Mary Cheney Publicly
Defends Her Pregnancy
By KATHARINE Q.
SEELYE, NYTimes on the Web, January 31, 2007
Mary Cheney, the lesbian daughter of
Vice President Dick Cheney, today for the first time publicly defended her
decision to become pregnant and asserted that same-sex couples are equally
capable of raising children as heterosexual couples.
“When Heather and I decided to have a baby, I knew it wasn’t going to be the
most popular decision,” Ms. Cheney said, referring to her partner of 15 years,
Heather Poe. She then gestured to her middle — any bulge disguised by a
boxy jacket — and asserted: “This is a baby. This is a blessing from
God. It is not a political statement. It is not a prop to be used in
a debate, on either side of a political issue. It is my child.”
Ms. Cheney, 37, was speaking at a panel discussion sponsored by Glamour magazine
at Barnard College in Manhattan. The baby, whose sex she has not publicly
disclosed, is due this spring and will be the sixth grandchild for the vice
president and his wife. Ms. Cheney, who is vice president of consumer
advocacy for AOL and lives in Virginia, has not said how she became pregnant.
Her father became testy last week during a CNN interview when the host Wolf
Blitzer asked what he thought of conservatives — specifically James C. Dobson,
founder of Focus on the Family— who are critical of his daughter Mary’s
pregnancy.
In refusing to answer, Mr. Cheney told Mr. Blitzer that he was “over the line.”

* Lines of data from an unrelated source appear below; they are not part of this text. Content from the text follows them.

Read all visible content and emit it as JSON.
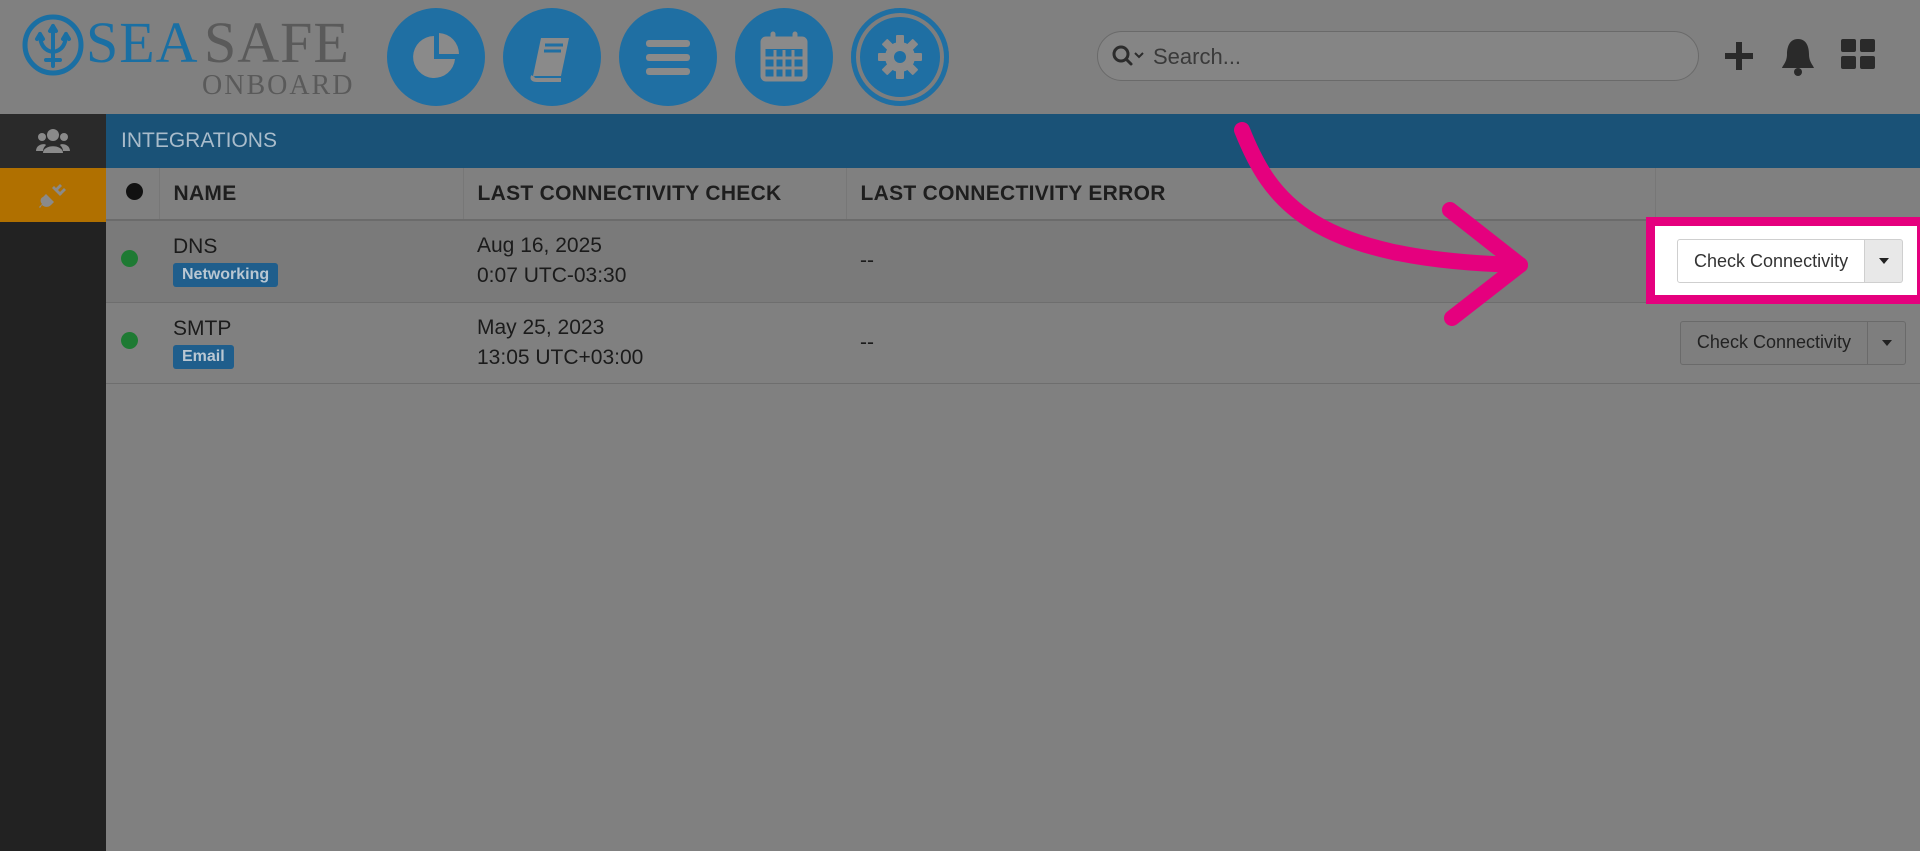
{
  "brand": {
    "sea": "SEA",
    "safe": "SAFE",
    "sub": "ONBOARD"
  },
  "nav": {
    "buttons": [
      {
        "name": "dashboard",
        "icon": "pie-chart-icon"
      },
      {
        "name": "logbook",
        "icon": "book-icon"
      },
      {
        "name": "menu",
        "icon": "list-icon"
      },
      {
        "name": "calendar",
        "icon": "calendar-icon"
      },
      {
        "name": "settings",
        "icon": "gear-icon",
        "active": true
      }
    ]
  },
  "search": {
    "placeholder": "Search..."
  },
  "toolbar": {
    "icons": [
      "plus-icon",
      "bell-icon",
      "apps-grid-icon"
    ]
  },
  "sidebar": {
    "items": [
      {
        "icon": "users-icon"
      },
      {
        "icon": "plug-icon",
        "active": true
      }
    ]
  },
  "section": {
    "title": "INTEGRATIONS"
  },
  "table": {
    "columns": [
      "NAME",
      "LAST CONNECTIVITY CHECK",
      "LAST CONNECTIVITY ERROR",
      ""
    ],
    "rows": [
      {
        "status": "ok",
        "name": "DNS",
        "tag": "Networking",
        "date": "Aug 16, 2025",
        "time": "0:07 UTC-03:30",
        "error": "--",
        "action": "Check Connectivity"
      },
      {
        "status": "ok",
        "name": "SMTP",
        "tag": "Email",
        "date": "May 25, 2023",
        "time": "13:05 UTC+03:00",
        "error": "--",
        "action": "Check Connectivity"
      }
    ]
  },
  "colors": {
    "brand_blue": "#1f6fa3",
    "header_blue": "#1a5277",
    "status_ok": "#1e7a33",
    "active_orange": "#b07000",
    "annotation_pink": "#e5007e"
  }
}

Ms. Cheney said in a brief interview after the panel that she was not speaking
for her father, but that when she saw the interview, she also felt Mr. Blitzer
had crossed a line. “He was trying to get a rise out of my father,” she
said.
Today at the panel discussion, inside a stuffy room decorated by portraits of
stern-looking former Barnard presidents, Cindi Leive, the editor of Glamour,
asked Ms. Cheney if she had anything to say to critics like Mr. Dobson.
Mr. Dobson wrote in Time magazine last month that years of social research
“indicates that children do best on every measure of well-being when raised by
their married mother and father.” He also wrote that his group believes
that “birth and adoption are the purview of married heterosexual couples.”
(Two of the researchers whom Mr. Dobson cited in his article have complained
that Mr. Dobson distorted their views and said they disagreed with his
conclusions.)
Ms. Cheney noted Mr. Dobson’s distortions of the research he cited and added:
“Every piece of remotely responsible research that has been done in the last 20
years has shown there is no difference between children raised by same-sex
parents and children raised by opposite-sex parents; what matters is being
raised in a stable, loving environment.”
She said Mr. Dobson was entitled to his opinion, “but he’s not someone whose
endorsement I have ever drastically sought.”